FDI promises to grow in importance to both developed and the developing economies in the new year. The world economy as a whole has not fully recovered from the slowdown of the past three years. What recovery has occurred has been selective, leading to stronger economies in some cases and leaving weaker economies in others. The imbalance suggests that opportunities for cross-border investments and M&A activities will abound and that those businesses, funds and individuals that have available capital will likely pursue them.

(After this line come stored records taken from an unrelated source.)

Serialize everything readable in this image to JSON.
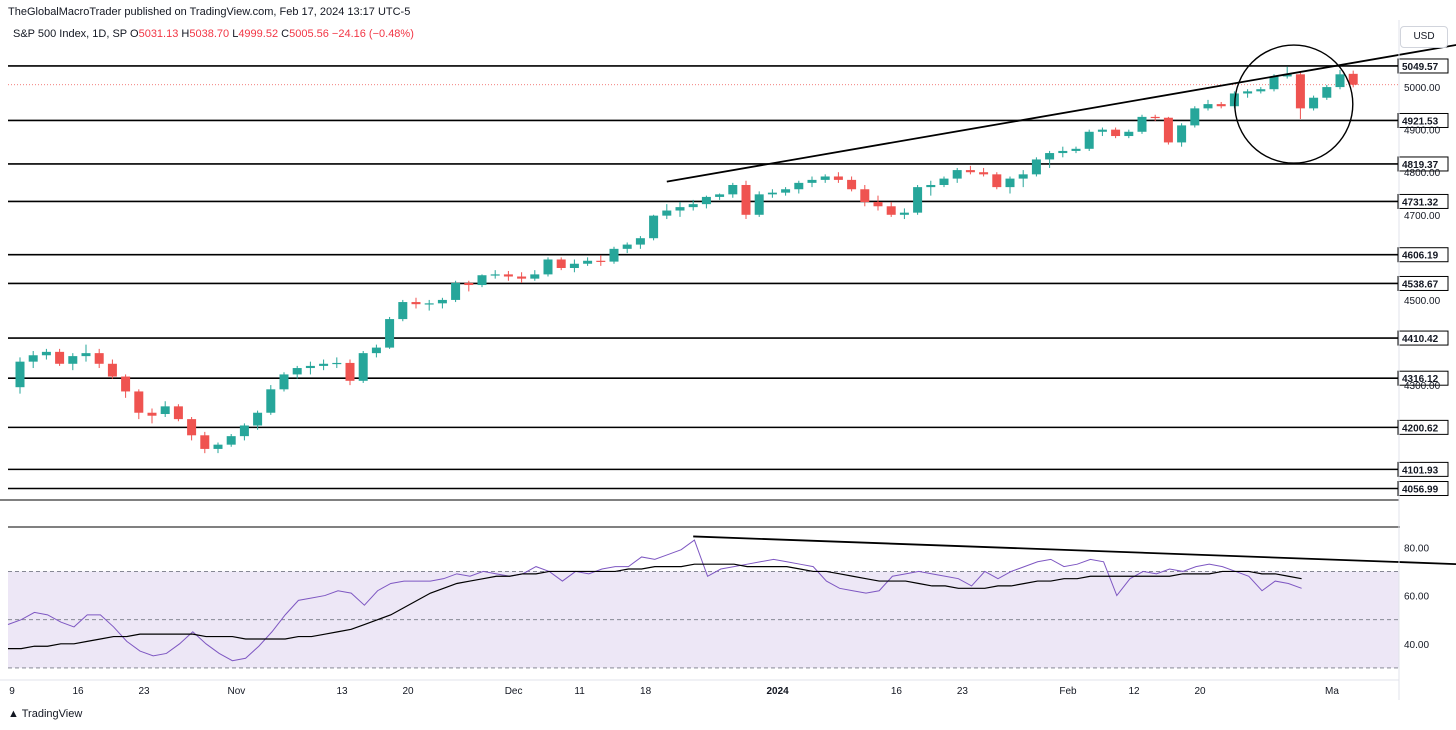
{
  "header": {
    "publisher": "TheGlobalMacroTrader published on TradingView.com, Feb 17, 2024 13:17 UTC-5",
    "symbol": "S&P 500 Index, 1D, SP",
    "o_label": "O",
    "o": "5031.13",
    "h_label": "H",
    "h": "5038.70",
    "l_label": "L",
    "l": "4999.52",
    "c_label": "C",
    "c": "5005.56",
    "change": "−24.16 (−0.48%)"
  },
  "currency": "USD",
  "brand": "TradingView",
  "colors": {
    "up": "#26a69a",
    "down": "#ef5350",
    "rsi": "#7e57c2",
    "rsi_band": "#ede7f6",
    "line": "#000000"
  },
  "chart_data": [
    {
      "type": "candlestick",
      "title": "",
      "y_ticks": [
        "5000.00",
        "4900.00",
        "4800.00",
        "4700.00",
        "4500.00",
        "4300.00"
      ],
      "levels": [
        "5049.57",
        "4921.53",
        "4819.37",
        "4731.32",
        "4606.19",
        "4538.67",
        "4410.42",
        "4316.12",
        "4200.62",
        "4101.93",
        "4056.99"
      ],
      "ylim": [
        4030,
        5120
      ],
      "x_ticks": [
        "9",
        "16",
        "23",
        "Nov",
        "13",
        "20",
        "Dec",
        "11",
        "18",
        "2024",
        "16",
        "23",
        "Feb",
        "12",
        "20",
        "Ma"
      ],
      "x_tick_idx": [
        0,
        5,
        10,
        17,
        25,
        30,
        38,
        43,
        48,
        58,
        67,
        72,
        80,
        85,
        90,
        100
      ],
      "candles": [
        [
          4295,
          4365,
          4280,
          4355
        ],
        [
          4355,
          4380,
          4340,
          4370
        ],
        [
          4370,
          4385,
          4360,
          4378
        ],
        [
          4378,
          4385,
          4345,
          4350
        ],
        [
          4350,
          4375,
          4335,
          4368
        ],
        [
          4368,
          4395,
          4355,
          4375
        ],
        [
          4375,
          4385,
          4340,
          4350
        ],
        [
          4350,
          4360,
          4315,
          4320
        ],
        [
          4320,
          4325,
          4270,
          4285
        ],
        [
          4285,
          4290,
          4220,
          4235
        ],
        [
          4235,
          4245,
          4210,
          4228
        ],
        [
          4232,
          4262,
          4225,
          4250
        ],
        [
          4250,
          4255,
          4215,
          4220
        ],
        [
          4220,
          4225,
          4170,
          4182
        ],
        [
          4182,
          4190,
          4140,
          4150
        ],
        [
          4150,
          4165,
          4140,
          4160
        ],
        [
          4160,
          4185,
          4155,
          4180
        ],
        [
          4180,
          4210,
          4170,
          4205
        ],
        [
          4205,
          4240,
          4195,
          4235
        ],
        [
          4235,
          4300,
          4230,
          4290
        ],
        [
          4290,
          4330,
          4285,
          4325
        ],
        [
          4325,
          4345,
          4315,
          4340
        ],
        [
          4340,
          4355,
          4325,
          4345
        ],
        [
          4345,
          4360,
          4335,
          4350
        ],
        [
          4350,
          4365,
          4340,
          4352
        ],
        [
          4352,
          4360,
          4300,
          4310
        ],
        [
          4310,
          4380,
          4305,
          4375
        ],
        [
          4375,
          4395,
          4365,
          4388
        ],
        [
          4388,
          4460,
          4385,
          4455
        ],
        [
          4455,
          4500,
          4450,
          4495
        ],
        [
          4495,
          4505,
          4480,
          4490
        ],
        [
          4490,
          4500,
          4475,
          4492
        ],
        [
          4492,
          4505,
          4480,
          4500
        ],
        [
          4500,
          4545,
          4495,
          4540
        ],
        [
          4540,
          4545,
          4520,
          4535
        ],
        [
          4535,
          4560,
          4530,
          4558
        ],
        [
          4558,
          4570,
          4550,
          4560
        ],
        [
          4560,
          4568,
          4545,
          4555
        ],
        [
          4555,
          4565,
          4540,
          4550
        ],
        [
          4550,
          4570,
          4545,
          4560
        ],
        [
          4560,
          4600,
          4555,
          4595
        ],
        [
          4595,
          4600,
          4570,
          4575
        ],
        [
          4575,
          4595,
          4565,
          4585
        ],
        [
          4585,
          4600,
          4580,
          4592
        ],
        [
          4592,
          4605,
          4580,
          4590
        ],
        [
          4590,
          4625,
          4585,
          4620
        ],
        [
          4620,
          4635,
          4610,
          4630
        ],
        [
          4630,
          4650,
          4620,
          4645
        ],
        [
          4645,
          4700,
          4640,
          4698
        ],
        [
          4698,
          4725,
          4690,
          4710
        ],
        [
          4710,
          4730,
          4695,
          4718
        ],
        [
          4718,
          4735,
          4710,
          4725
        ],
        [
          4725,
          4745,
          4715,
          4742
        ],
        [
          4742,
          4750,
          4735,
          4748
        ],
        [
          4748,
          4775,
          4740,
          4770
        ],
        [
          4770,
          4780,
          4690,
          4700
        ],
        [
          4700,
          4755,
          4695,
          4748
        ],
        [
          4748,
          4760,
          4740,
          4752
        ],
        [
          4752,
          4765,
          4745,
          4760
        ],
        [
          4760,
          4780,
          4750,
          4775
        ],
        [
          4775,
          4790,
          4765,
          4782
        ],
        [
          4782,
          4795,
          4775,
          4790
        ],
        [
          4790,
          4800,
          4775,
          4782
        ],
        [
          4782,
          4790,
          4755,
          4760
        ],
        [
          4760,
          4770,
          4720,
          4730
        ],
        [
          4730,
          4745,
          4710,
          4720
        ],
        [
          4720,
          4730,
          4695,
          4700
        ],
        [
          4700,
          4715,
          4690,
          4705
        ],
        [
          4705,
          4770,
          4700,
          4765
        ],
        [
          4765,
          4780,
          4745,
          4770
        ],
        [
          4770,
          4790,
          4765,
          4785
        ],
        [
          4785,
          4810,
          4775,
          4805
        ],
        [
          4805,
          4815,
          4795,
          4800
        ],
        [
          4800,
          4810,
          4790,
          4795
        ],
        [
          4795,
          4800,
          4760,
          4765
        ],
        [
          4765,
          4790,
          4750,
          4785
        ],
        [
          4785,
          4805,
          4765,
          4795
        ],
        [
          4795,
          4835,
          4790,
          4830
        ],
        [
          4830,
          4850,
          4810,
          4845
        ],
        [
          4845,
          4860,
          4835,
          4850
        ],
        [
          4850,
          4860,
          4845,
          4855
        ],
        [
          4855,
          4900,
          4850,
          4895
        ],
        [
          4895,
          4905,
          4885,
          4900
        ],
        [
          4900,
          4905,
          4880,
          4885
        ],
        [
          4885,
          4900,
          4880,
          4895
        ],
        [
          4895,
          4935,
          4890,
          4930
        ],
        [
          4930,
          4935,
          4920,
          4928
        ],
        [
          4928,
          4930,
          4865,
          4870
        ],
        [
          4870,
          4915,
          4860,
          4910
        ],
        [
          4910,
          4955,
          4905,
          4950
        ],
        [
          4950,
          4970,
          4945,
          4960
        ],
        [
          4960,
          4965,
          4950,
          4955
        ],
        [
          4955,
          4990,
          4950,
          4985
        ],
        [
          4985,
          4995,
          4975,
          4990
        ],
        [
          4990,
          5000,
          4985,
          4995
        ],
        [
          4995,
          5030,
          4990,
          5025
        ],
        [
          5025,
          5048,
          5020,
          5030
        ],
        [
          5030,
          5035,
          4925,
          4950
        ],
        [
          4950,
          4980,
          4945,
          4975
        ],
        [
          4975,
          5005,
          4970,
          5000
        ],
        [
          5000,
          5040,
          4995,
          5030
        ],
        [
          5031.13,
          5038.7,
          4999.52,
          5005.56
        ]
      ],
      "trendline": {
        "from": [
          49,
          4778
        ],
        "to": [
          109,
          5100
        ]
      }
    },
    {
      "type": "line",
      "title": "",
      "y_ticks": [
        "80.00",
        "60.00",
        "40.00"
      ],
      "ylim": [
        25,
        88
      ],
      "band": [
        30,
        70
      ],
      "mid": 50,
      "series": [
        {
          "values": [
            48,
            50,
            53,
            52,
            49,
            47,
            52,
            52,
            47,
            41,
            37,
            35,
            36,
            40,
            45,
            40,
            36,
            33,
            34,
            39,
            45,
            52,
            58,
            59,
            60,
            62,
            61,
            56,
            62,
            65,
            66,
            66,
            66,
            67,
            69,
            68,
            70,
            69,
            68,
            69,
            72,
            70,
            66,
            70,
            69,
            71,
            72,
            72,
            76,
            75,
            77,
            79,
            83,
            68,
            71,
            72,
            73,
            74,
            75,
            74,
            73,
            72,
            66,
            63,
            62,
            61,
            62,
            68,
            69,
            70,
            69,
            68,
            67,
            64,
            70,
            67,
            70,
            72,
            74,
            75,
            72,
            73,
            75,
            74,
            60,
            67,
            70,
            69,
            71,
            70,
            72,
            73,
            72,
            70,
            68,
            62,
            66,
            65,
            63
          ]
        },
        {
          "values": [
            38,
            38,
            39,
            39,
            40,
            40,
            41,
            42,
            43,
            43,
            44,
            44,
            44,
            44,
            44,
            43,
            43,
            43,
            42,
            42,
            42,
            42,
            43,
            43,
            44,
            45,
            46,
            48,
            50,
            52,
            55,
            58,
            61,
            63,
            65,
            66,
            67,
            68,
            68,
            69,
            69,
            70,
            70,
            70,
            70,
            70,
            70,
            71,
            71,
            72,
            72,
            72,
            73,
            73,
            73,
            73,
            72,
            72,
            72,
            72,
            71,
            70,
            70,
            69,
            68,
            67,
            66,
            66,
            66,
            65,
            64,
            64,
            63,
            63,
            63,
            64,
            64,
            65,
            66,
            66,
            67,
            67,
            68,
            68,
            68,
            68,
            68,
            68,
            68,
            69,
            69,
            69,
            70,
            70,
            70,
            69,
            69,
            68,
            67
          ]
        }
      ],
      "trendline": {
        "from": [
          51,
          84.5
        ],
        "to": [
          109,
          73
        ]
      }
    }
  ]
}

Heightened FDI activity will raise issues in the media, in academia and elsewhere. The issues that will garner the greatest attention are likely to be:

  • Protectionism. If there is a sudden, large upturn in FDI into developed economies, will more inbound transactions be challenged by regulatory authorities? At the end of 2009, the Obama administration prevented the acquisition of FirstGold by a Chinese acquirer on national security grounds. Will this be interpreted as protectionism disguised? CFIUS has rarely outright blocked deals in the past, so a moderate increase in number of challenged deals may well be interpreted as a change in political attitude. Complicating the assessment is that foreign buyers will likely be shopping for natural resources business and high technology firms – both of which may have assets that are inordinately valuable and difficult to find elsewhere. These values may raise the stakes to investee nations when control of these assets is shifted offshore.
  • Credit Squeeze. Buyers and investors with strong credit lines will likely be very attractive to targets who are starved for debt and equity capital. Distressed assets are in strong supply and can often be revitalized with infusions from capital from new owners with adequate capital supplies. Will buyers and investors remain disciplined and limit their capital at risk, or will there be “shopping sprees” as holdout sellers give up, price spreads narrow and well-endowed players run the table?
  • FDI Extends the Service Sector. Economies that have built their capacities and economic fortunes on exports of manufactured goods with price advantages will seek to compete more aggressively by incorporating more of the value chain into their enterprises. They may wish to acquire design capability and marketing interface directly with their ultimate customers. Confronted with the question of “buy or build,” some businesses will look to acquire or invest in businesses that provide those services. This means businesses whose assets go home at night. From an operational perspective, this will raise issues of conflicting corporate cultures. Return on investments into service companies can also be more difficult to measure than investments in hard assets. The range of results on these deals will likely be broader than in other investments.
  • Developed Assets More Desirable. For investors in the U.S. and Europe, assets – both hard and soft – that are developed and therefore require minimal additional expenditure, are likely to be more desirable than those requiring considerable additional investment. Consequently, in both developed and developing economies, greenfield investments may have a difficult time competing for investment capital. For outbound investors in China – where capital appears to be less constrained and risk tolerance may be greater – greenfield investments in the energy and agricultural sectors will remain top priorities. There may be a strong divergence that is building, with those economies and businesses in need of significant capital infusions turning away from investors in the developed nations and looking almost exclusively to investors in emerging economies.
  • What Direction for Global M&A? The year 2009 brought a large number of strategic cross-border mergers and acquisitions, many with high profiles. The trend toward consolidation within industries will accelerate – the Kraft/Cadbury transaction being the poster child for these deals. Absent from the space at this time are the financial players, such as the private equity funds who have relied on leverage to complete their acquisitions and generate their returns. Will private equity and other private investors step back into the ring before credit has become more available, or will financial deals continue to lag strategic deals? The lack of clarity ahead for many businesses also adds uncertainty regarding valuation and pricing. With these factors taken all together, the return of robust cross-border M&A transactions does not seem imminent.

If we gain information on these FDI issues in the next six months, then the last half of 2010 may appear to be more predictable, especially if it is more in line with past trends. Given the change in direction that 2008 and 2009 brought compared to the immediately preceding years, any predictions – at any point – may deny the reality that volatility persists, even in FDI.